I will be the first one to say I have an active imagination too. Hey, I'm a writer, a story teller and silly poet which is the side of me most of you are familiar with, but I also write serious stuff which you don't really see or know about, and this was a serious time.


----------



## hobbyhorse23 (Dec 23, 2010)

jleonard said:


> Oh I knew I shouldn't have read this! I love this kind of thing, but have an extremely overactive imagination and will now be seeing "white things" everywhere


Not hard with the amount of snow you have and a bunch of silly small horses rolling in it!
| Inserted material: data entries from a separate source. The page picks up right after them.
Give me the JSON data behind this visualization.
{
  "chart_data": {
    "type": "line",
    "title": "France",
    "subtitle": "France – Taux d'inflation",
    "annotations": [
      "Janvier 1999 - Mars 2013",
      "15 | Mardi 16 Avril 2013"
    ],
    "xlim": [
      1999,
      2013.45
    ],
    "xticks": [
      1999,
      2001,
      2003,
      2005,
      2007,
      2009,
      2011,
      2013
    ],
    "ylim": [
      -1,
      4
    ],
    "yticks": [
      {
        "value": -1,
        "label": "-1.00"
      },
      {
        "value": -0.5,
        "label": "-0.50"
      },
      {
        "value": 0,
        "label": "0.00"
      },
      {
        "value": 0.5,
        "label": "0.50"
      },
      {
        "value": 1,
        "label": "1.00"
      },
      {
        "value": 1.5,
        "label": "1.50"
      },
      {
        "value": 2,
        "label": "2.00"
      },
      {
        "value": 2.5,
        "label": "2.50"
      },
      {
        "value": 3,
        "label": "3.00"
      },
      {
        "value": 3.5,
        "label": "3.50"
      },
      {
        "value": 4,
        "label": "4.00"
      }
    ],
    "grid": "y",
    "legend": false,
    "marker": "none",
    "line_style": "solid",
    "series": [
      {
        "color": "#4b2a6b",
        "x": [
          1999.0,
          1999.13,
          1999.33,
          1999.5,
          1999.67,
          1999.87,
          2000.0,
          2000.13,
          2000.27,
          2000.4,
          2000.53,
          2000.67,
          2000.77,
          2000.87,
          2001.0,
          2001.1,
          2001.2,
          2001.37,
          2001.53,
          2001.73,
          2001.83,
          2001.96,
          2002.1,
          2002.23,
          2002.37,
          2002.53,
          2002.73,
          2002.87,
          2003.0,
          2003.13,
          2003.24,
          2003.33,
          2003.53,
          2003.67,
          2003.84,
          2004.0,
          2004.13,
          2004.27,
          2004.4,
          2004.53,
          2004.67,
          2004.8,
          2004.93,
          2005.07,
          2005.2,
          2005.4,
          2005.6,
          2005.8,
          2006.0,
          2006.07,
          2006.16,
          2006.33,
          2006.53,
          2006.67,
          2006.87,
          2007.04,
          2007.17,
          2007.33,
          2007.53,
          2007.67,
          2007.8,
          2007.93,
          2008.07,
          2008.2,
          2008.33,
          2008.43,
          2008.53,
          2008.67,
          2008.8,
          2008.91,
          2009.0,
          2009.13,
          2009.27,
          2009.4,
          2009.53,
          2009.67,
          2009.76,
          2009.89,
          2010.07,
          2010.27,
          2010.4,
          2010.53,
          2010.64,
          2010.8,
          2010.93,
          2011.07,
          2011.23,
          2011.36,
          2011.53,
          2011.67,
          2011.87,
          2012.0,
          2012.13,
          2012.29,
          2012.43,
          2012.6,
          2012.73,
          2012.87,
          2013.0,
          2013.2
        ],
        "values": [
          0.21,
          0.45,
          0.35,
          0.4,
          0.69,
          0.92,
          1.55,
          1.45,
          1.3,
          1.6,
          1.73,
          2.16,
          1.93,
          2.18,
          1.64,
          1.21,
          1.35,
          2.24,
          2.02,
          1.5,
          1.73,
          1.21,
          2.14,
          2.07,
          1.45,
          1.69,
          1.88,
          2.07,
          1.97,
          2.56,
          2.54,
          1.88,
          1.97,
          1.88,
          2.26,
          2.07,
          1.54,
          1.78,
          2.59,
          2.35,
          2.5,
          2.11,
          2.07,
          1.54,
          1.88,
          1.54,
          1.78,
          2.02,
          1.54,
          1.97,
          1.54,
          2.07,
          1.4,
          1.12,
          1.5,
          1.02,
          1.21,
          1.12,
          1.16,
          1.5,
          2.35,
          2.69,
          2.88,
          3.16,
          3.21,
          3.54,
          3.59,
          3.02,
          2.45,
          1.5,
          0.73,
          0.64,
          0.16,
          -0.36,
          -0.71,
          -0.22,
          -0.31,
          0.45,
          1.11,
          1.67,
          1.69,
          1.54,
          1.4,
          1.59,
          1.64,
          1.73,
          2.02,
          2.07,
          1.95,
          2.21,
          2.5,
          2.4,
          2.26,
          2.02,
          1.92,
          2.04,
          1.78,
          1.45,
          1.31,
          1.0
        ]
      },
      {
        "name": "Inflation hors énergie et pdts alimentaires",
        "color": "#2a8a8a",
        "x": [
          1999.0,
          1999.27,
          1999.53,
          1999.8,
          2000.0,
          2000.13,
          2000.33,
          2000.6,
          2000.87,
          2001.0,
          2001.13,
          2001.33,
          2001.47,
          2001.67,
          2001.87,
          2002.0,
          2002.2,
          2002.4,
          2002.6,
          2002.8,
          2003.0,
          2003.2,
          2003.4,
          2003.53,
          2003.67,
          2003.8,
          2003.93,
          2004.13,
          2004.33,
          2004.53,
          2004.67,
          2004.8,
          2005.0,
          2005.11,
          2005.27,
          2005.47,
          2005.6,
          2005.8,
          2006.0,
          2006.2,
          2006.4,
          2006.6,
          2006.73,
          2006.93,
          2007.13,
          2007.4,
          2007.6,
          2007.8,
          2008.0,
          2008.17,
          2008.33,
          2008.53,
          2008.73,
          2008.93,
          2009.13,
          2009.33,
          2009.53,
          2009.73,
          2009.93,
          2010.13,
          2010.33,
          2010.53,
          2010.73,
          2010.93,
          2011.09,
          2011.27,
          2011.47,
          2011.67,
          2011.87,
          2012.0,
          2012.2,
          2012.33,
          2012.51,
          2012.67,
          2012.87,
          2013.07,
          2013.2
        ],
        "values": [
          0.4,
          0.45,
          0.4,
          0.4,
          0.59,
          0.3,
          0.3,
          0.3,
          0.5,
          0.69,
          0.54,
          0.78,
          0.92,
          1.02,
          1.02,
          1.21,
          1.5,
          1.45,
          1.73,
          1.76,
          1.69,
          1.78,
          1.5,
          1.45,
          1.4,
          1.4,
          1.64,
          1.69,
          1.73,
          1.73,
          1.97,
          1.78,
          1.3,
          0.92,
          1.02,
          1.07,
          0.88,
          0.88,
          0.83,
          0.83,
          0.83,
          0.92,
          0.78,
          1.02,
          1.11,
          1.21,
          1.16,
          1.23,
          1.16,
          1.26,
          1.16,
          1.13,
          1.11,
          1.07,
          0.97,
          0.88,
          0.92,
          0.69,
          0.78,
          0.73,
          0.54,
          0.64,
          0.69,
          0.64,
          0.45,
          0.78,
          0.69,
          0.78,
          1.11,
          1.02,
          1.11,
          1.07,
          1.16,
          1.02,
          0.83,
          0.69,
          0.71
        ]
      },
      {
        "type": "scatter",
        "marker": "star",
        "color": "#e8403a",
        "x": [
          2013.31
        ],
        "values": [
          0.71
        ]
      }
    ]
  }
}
Seriously though, that picture? Augh!



Creepy.

Leia


----------



## SampleMM (Dec 23, 2010)

I want you all to know that I read these posts late last night before I made my last trip to the barn and I was scared to death. On the way to the barn, I kept gazing into the woods praying I didn't see this sort of thing and when I left it dawned on me that this had me more afraid then the inmate escapee that was breaking into camps, barns and houses for a few months before he was caught.


----------



## jleonard (Dec 23, 2010)

hobbyhorse23 said:


> Not hard with the amount of snow you have and a bunch of silly small horses rolling in it!
> 
> 
> 
> ...


Haha, I hadn't thought about those little white things running around





I looked at the pic, but made sure I didn't do it until the middle of the day! It was extremely disturbing


----------



## PrestigeMiniHorses (Dec 24, 2010)

OK thank god I went outside for my last checks early. I do wanna go and see this pic. But I get nightmares easily and that story has soooo creeped the heck out of me. HAHA I will check back in tomorrow during daylight hours.. LOL Yup I am chicken


----------



## Leeana (Dec 24, 2010)

Note to self: Check out that picture in the morning, when its day light...


----------



## Raine Ranch Minis (Dec 26, 2010)

UMMMMM



:shocked



:shocked



:shocked



:shocked



I DO NOT WANT TO SEE THAT EVER AGAIN!!!!!!!!!!!!!!!!!!!



:shocked



:shocked I FEEL LIKE I NEED TO SUIT UP TO GO TO THE BARN!


----------